„Niemandsland“ bleibt gesperrt

Für Ortsvorsteherin Lydia Schaar ist klar: Es muss eine Lösung her. Der Pfad von der Hauptstraße zur anderen Bachseite, von vielen gern genutzt, ist gesperrt und bleibt es. Die Stadt sieht aus Sicherheitsgründen keine Chance zur Öffnung.

Für einige Oberwürzbacher ist es eine lieb gewonnene Gewohnheit, die Strecke von der Hauptstraße auf die andere Seite des Baches über einen Weg abzukürzen, der seinen Anfang zwischen den Anwesen Hauptstraße 108 und 110 nimmt. Ist er im vorderen Teil breit und eben, ist er im mittleren Bereich geprägt von Unebenheiten und mangelnder Pflege. Seit einiger Zeit ist er gesperrt und ein Fußgänger ist dort auch schon gestürzt. Nicht erst seitdem war der Pfad immer wieder Diskussionsthema im Ortsrat. "Es muss eine Lösung gefunden werden", sagte Ortsvorsteherin Lydia Schaar bei einem Vor-Ort-Termin vor der Ortsratssitzung am vergangenen Dienstag.

Während einige Bürger der Meinung waren, es müsste lediglich mal gemäht werden, erklärte Christian Lambert von der Abteilung Umwelt und Biosphäre der Stadt vor Ort, dass dies nicht genüge.
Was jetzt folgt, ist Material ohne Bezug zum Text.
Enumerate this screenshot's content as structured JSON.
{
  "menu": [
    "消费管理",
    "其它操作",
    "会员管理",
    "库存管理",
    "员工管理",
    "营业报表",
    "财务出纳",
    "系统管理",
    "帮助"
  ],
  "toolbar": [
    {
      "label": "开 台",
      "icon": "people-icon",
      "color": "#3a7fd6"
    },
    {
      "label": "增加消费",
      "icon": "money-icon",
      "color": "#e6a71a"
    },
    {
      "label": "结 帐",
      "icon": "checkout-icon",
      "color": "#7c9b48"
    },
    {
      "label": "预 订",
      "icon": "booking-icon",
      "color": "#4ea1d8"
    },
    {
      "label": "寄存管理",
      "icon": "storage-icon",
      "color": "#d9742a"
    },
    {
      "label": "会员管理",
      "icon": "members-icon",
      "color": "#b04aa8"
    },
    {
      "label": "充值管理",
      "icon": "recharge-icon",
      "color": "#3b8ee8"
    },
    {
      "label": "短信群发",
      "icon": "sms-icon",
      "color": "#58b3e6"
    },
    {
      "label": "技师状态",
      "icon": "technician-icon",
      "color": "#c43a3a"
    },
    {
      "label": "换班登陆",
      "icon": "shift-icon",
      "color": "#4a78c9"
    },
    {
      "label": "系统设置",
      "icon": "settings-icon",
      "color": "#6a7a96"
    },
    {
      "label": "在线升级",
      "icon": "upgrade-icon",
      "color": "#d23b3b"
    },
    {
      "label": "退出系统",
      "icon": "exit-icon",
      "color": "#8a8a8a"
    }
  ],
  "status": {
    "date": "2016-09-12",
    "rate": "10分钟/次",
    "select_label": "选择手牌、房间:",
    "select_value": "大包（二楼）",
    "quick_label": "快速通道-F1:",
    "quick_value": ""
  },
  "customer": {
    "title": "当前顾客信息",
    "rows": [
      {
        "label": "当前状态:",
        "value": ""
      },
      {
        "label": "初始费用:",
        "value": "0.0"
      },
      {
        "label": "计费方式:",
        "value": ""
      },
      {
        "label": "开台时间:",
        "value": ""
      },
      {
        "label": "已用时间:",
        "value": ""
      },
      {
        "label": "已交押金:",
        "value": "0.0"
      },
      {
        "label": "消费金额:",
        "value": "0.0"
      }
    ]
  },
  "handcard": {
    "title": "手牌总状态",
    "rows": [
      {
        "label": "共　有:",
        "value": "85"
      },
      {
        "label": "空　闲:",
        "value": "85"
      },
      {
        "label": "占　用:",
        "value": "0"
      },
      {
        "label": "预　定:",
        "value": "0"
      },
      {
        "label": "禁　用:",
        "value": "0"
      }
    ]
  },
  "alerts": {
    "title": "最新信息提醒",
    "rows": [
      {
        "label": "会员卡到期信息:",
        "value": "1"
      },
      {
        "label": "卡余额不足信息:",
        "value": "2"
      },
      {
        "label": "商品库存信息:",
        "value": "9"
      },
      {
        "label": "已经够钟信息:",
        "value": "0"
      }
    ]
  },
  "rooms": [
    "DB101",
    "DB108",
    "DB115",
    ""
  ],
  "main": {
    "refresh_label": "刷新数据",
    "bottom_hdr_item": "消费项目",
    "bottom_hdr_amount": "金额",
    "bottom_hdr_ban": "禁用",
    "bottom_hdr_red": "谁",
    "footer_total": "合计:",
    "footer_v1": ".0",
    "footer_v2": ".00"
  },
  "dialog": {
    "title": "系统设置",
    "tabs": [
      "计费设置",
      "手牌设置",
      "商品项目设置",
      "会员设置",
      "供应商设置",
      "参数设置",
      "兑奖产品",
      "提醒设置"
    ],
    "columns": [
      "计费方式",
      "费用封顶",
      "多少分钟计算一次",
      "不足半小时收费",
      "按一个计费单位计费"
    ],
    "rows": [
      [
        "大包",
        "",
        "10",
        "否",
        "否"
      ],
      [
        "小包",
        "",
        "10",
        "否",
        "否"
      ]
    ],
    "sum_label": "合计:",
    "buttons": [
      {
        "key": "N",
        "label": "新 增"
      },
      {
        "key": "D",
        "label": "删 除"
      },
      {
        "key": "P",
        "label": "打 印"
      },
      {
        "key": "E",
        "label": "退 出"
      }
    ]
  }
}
Vielmehr sehe er derzeit aus Sicherheitsgründen keine Möglichkeit, die provisorische Absperrung zu beseitigen, um den Durchgang auf dem "geduldeten Niemandsland" wieder zu ermöglichen. "Eigentlich müsste ein solcher Weg zwei Meter breit sein, was er hier nicht ist. Außerdem geht er an der Böschung entlang. Da muss man ab 90 Zentimeter Höhenunterschied eine Absturzsicherung machen, das ist bindend", so Lambert. Das zu bewerkstelligen sei wegen des Abfangens der Schräge, der anschließend notwendigen Auffüllung und der Sicherung ein dreiteilig zu beantragendes Projekt und demzufolge eine investive Maßnahme. Dafür gebe es laut Schaar im laufenden Haushalt keine Positionen, zumal in Oberwürzbach derzeit viele andere Investitionen getätigt werden oder noch anstehen, die wichtiger sind.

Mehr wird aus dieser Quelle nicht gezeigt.